The formula seems to be working: Just three cities in, she’s sold almost 50 percent of the tour. It’s not too shabby for someone who this time two years ago had never written a play before. “I think if I had all that theatre training and knew how everyone else had done it, maybe I would have snapped to that [traditional route],” she says with a chuckle. “For me I don’t know better.”
What Lieu does know is she wants to bring awareness not only to her family’s story, but also to the larger issue of medical malpractice. In California, the cap on a medical malpractice suit is $250,000. So if a doctor, like the one who operated on Lieu’s mom, harms a patient, the most the victim and their family can ask for is $250,000 (34 states have similar malpractice caps). To Lieu, $250,000 is too little in return for the value of a life. “My mom was 38, she was the breadwinner of the family,” Lieu says passionately. “We had a 13-person household and we had two nail salons, two kids in college, two kids not in college. That’s not a lot of money when you think about it.” (In a further twist, her family received that payment from a nurse at the clinic because she had malpractice insurance, unlike the doctor, who was on medical probation at the time for negligence.)
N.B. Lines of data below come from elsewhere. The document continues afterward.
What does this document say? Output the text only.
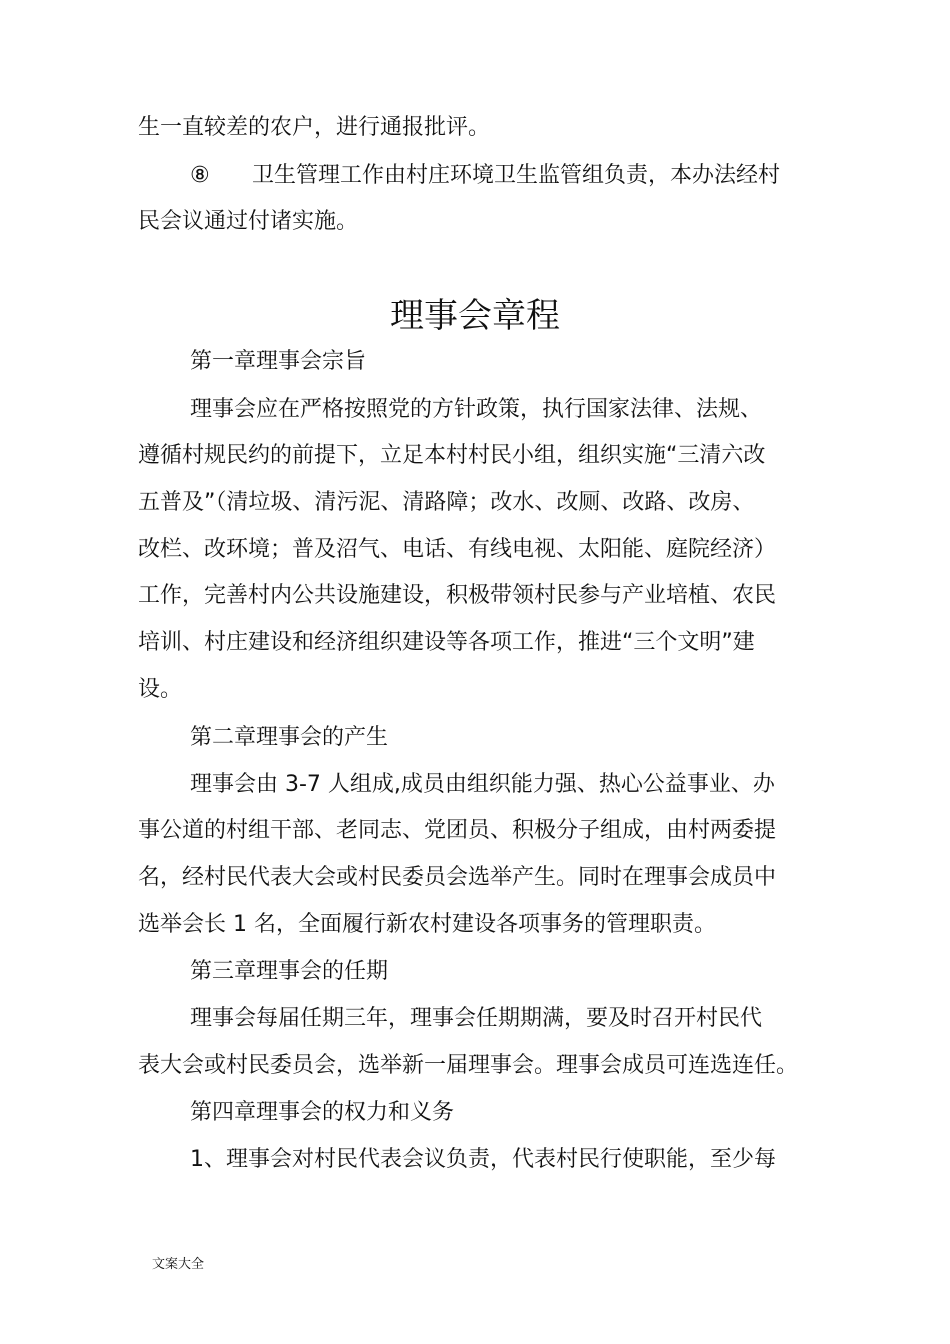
生一直较差的农户，进行通报批评。
⑧ 卫生管理工作由村庄环境卫生监管组负责，本办法经村
民会议通过付诸实施。
理事会章程
第一章理事会宗旨
理事会应在严格按照党的方针政策，执行国家法律、法规、
遵循村规民约的前提下，立足本村村民小组，组织实施“三清六改
五普及”（清垃圾、清污泥、清路障；改水、改厕、改路、改房、
改栏、改环境；普及沼气、电话、有线电视、太阳能、庭院经济）
工作，完善村内公共设施建设，积极带领村民参与产业培植、农民
培训、村庄建设和经济组织建设等各项工作，推进“三个文明”建
设。
第二章理事会的产生
理事会由 3-7 人组成,成员由组织能力强、热心公益事业、办
事公道的村组干部、老同志、党团员、积极分子组成，由村两委提
名，经村民代表大会或村民委员会选举产生。同时在理事会成员中
选举会长 1 名，全面履行新农村建设各项事务的管理职责。
第三章理事会的任期
理事会每届任期三年，理事会任期期满，要及时召开村民代
表大会或村民委员会，选举新一届理事会。理事会成员可连选连任。
第四章理事会的权力和义务
1、理事会对村民代表会议负责，代表村民行使职能，至少每
文案大全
Lieu is going to be part of an initiative to raise the malpractice cap in California, which will be put up to a public ballot vote in 2020. She’s also looking into “scaling” the story up—to a podcast, a book, or a film adaptation. That’s the business side of her brain again. For now, Lieu is just looking to build a support network of people who’ve seen her show and will support its future life, wherever it leads. Lieu didn’t quite get to avenge her mother’s death, but she was able to ensure Hà Thúy Phường was not just another nameless victim.
“There are years after she died where I didn’t acknowledge her death anniversary for her birthday, I just let it gloss over, and I didn’t have a relationship with her,” laments Lieu. “I feel so close to my mom now. Before every show I will look in the mirror and ask my mom to come work with me tonight and be with me tonight and make sure it’s a great show.”